Obviously both dimensions of a tileable rectangle must be at least $2$. Also, since the area of a tromino is $3$, the area of a tileable rectangle is a multiple of $3$, and hence at least one of the dimensions is a multiple of 3.
First some easy cases:
$3k\times2n$: Two trominoes form a $3\times2$ rectangle. Therefore any $3k\times2n$ rectangle is trivially tileable.
$6k\times(2n+3)$: This rectangle splits into a $6k\times3$ and a $6k\times2n$ rectangle, both of which are instances of the trivially tileable case above.
The trickest case is this:
The above cases deals with all rectangles where one of the dimensions is even. So there now remains only those with odd dimensions.

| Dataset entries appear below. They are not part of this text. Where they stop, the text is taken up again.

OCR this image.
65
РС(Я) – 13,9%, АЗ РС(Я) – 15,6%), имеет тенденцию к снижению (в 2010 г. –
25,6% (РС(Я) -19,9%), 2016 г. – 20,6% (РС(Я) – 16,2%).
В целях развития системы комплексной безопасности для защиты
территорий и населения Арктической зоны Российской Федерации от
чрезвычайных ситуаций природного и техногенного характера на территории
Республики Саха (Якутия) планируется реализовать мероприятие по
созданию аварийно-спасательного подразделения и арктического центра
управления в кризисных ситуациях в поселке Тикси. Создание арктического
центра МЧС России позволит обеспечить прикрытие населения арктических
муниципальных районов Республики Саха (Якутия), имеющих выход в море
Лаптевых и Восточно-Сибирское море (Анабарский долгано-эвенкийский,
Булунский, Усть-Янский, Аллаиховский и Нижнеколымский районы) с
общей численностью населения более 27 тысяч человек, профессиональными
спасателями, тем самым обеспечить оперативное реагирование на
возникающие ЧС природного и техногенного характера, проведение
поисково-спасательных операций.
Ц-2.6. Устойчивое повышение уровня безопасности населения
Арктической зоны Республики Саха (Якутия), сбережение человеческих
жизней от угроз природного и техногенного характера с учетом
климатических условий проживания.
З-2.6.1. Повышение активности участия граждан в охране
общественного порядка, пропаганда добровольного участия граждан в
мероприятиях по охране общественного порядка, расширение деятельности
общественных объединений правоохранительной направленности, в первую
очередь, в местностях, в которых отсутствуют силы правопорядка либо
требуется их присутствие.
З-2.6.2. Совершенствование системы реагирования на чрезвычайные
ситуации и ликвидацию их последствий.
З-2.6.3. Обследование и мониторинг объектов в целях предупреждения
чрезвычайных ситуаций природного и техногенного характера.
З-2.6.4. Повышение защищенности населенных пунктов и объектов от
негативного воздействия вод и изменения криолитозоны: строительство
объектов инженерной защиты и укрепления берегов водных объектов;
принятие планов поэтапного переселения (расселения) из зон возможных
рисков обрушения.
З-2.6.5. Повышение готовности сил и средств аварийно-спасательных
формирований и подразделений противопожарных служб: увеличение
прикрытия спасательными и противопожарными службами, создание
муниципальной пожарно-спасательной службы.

$9\times5$: This rectangle can be tiled:
$(6k+9) \times (2n+5)$: Any rectangle with odd dimensions, one dimension a multiple of 3, and no smaller than $9\times5$, can be tiled. You can calve off a rectangle of size $6k\times(2n+5)$ which has already been shown to be tileable to reduce it to $9\times(2n+5)$. You can then calve off a tileable rectangle of size $9\times2n$, leaving the tileable $9\times5$.
Now it just remains to be shown that $3\times(2n+1)$ is not tileable. This is fairly obvious when you try it. The only ways that you can fill the short edge of the rectangle will create a $3\times2$ block. Therefore the rectangle unavoidably gets reduced to the untileable $3\times1$ shape.
To recap, the L-tromino pairs are $(m,n)$ where $m,n\ge2$, at least one of $m$ or $n$ is divisible by 3, and if they are both odd then $m,n\ge5$.